Blog posted On January 23, 2017
Mortgage rates went up last week and the Department of Housing and Urban Development suspended their plan to cut mortage insurance premiums on Federal Housing Administration Loans. This week, there will be important housing reports including existing home sales, the Federal Housing Finance Agency’s House Price Index, and new home sales.
Existing home sales make up the majority of home sales, accounting for a larger market share than new home sales. Thus, existing home sales provide a more complete look at housing market demand and where it is headed. Last month, existing home sales posted a slight month-over-month gain, but a significant year-over-year gain.
The Federal Housing Finance Agency’s House Price Index (FHFA HPI) is compiled with data from Fannie Mae and Freddie Mac, and limited to the ceiling amount for conforming loans purchased by the government-sponsored enterprises. Since Fannie and Freddie-backed loans contribute a significant amount of the mortgage market, this index is a good indicator of home values and their impact on housing and the consumer economy. The FHFA HPI does not measure FHA, VA, or mortgages insured by other federal entities.

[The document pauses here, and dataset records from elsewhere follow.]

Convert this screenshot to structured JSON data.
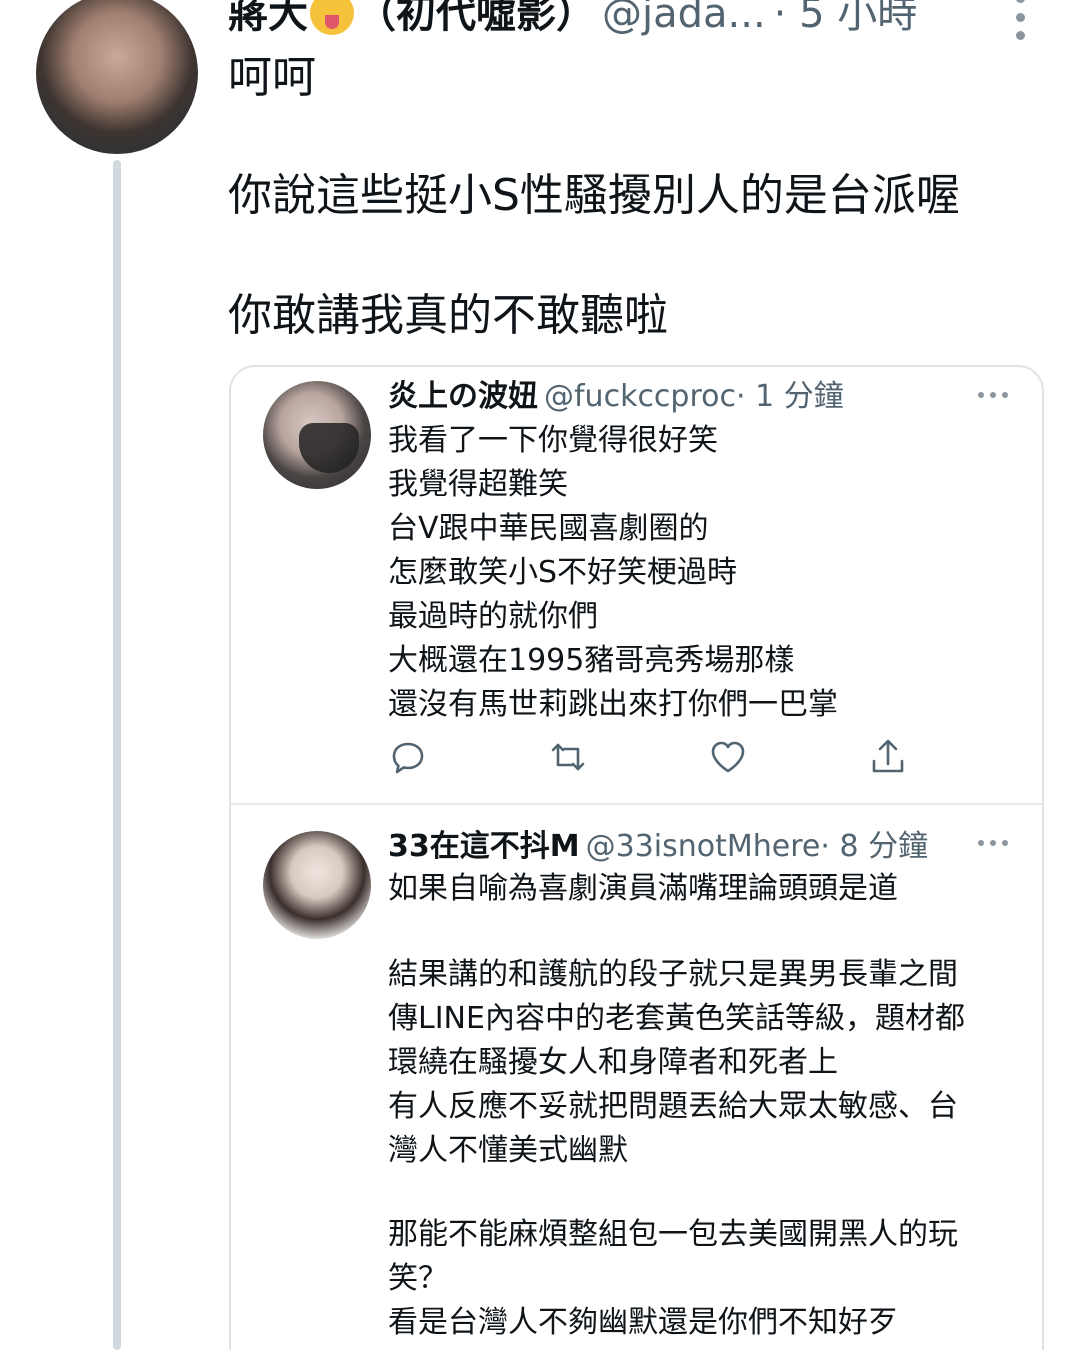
{
  "main_tweet": {
    "author_name": "蔣大",
    "author_suffix": "（初代噓影）",
    "handle": "@jada...",
    "time": "· 5 小時",
    "lines": [
      "呵呵",
      "你說這些挺小S性騷擾別人的是台派喔",
      "你敢講我真的不敢聽啦"
    ]
  },
  "quotes": [
    {
      "name": "炎上の波妞",
      "handle": "@fuckccproc",
      "time": "· 1 分鐘",
      "lines": [
        "我看了一下你覺得很好笑",
        "我覺得超難笑",
        "台V跟中華民國喜劇圈的",
        "怎麼敢笑小S不好笑梗過時",
        "最過時的就你們",
        "大概還在1995豬哥亮秀場那樣",
        "還沒有馬世莉跳出來打你們一巴掌"
      ],
      "actions": [
        "reply-icon",
        "retweet-icon",
        "like-icon",
        "share-icon"
      ]
    },
    {
      "name": "33在這不抖M",
      "handle": "@33isnotMhere",
      "time": "· 8 分鐘",
      "lines": [
        "如果自喻為喜劇演員滿嘴理論頭頭是道",
        "",
        "結果講的和護航的段子就只是異男長輩之間",
        "傳LINE內容中的老套黃色笑話等級，題材都",
        "環繞在騷擾女人和身障者和死者上",
        "有人反應不妥就把問題丟給大眾太敏感、台",
        "灣人不懂美式幽默",
        "",
        "那能不能麻煩整組包一包去美國開黑人的玩",
        "笑？",
        "看是台灣人不夠幽默還是你們不知好歹"
      ]
    }
  ],
  "colors": {
    "text": "#0f1419",
    "muted": "#536471",
    "border": "#dfe4e8",
    "thread_line": "#cfd9de"
  }
}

New home sales also provide a gauge on housing market demand. This report measures the committed sales of newly constructed homes. This metric is an important economic indicator, because new home sales drive other purchases like appliances, furniture, and other post construction furnishings to make the home move-in ready.
Last week, the National Association of Homebuilders’ confidence index posted strong numbers and housing starts surged. Even with recent increases, mortgage rates remain low and recent housing reports are strong.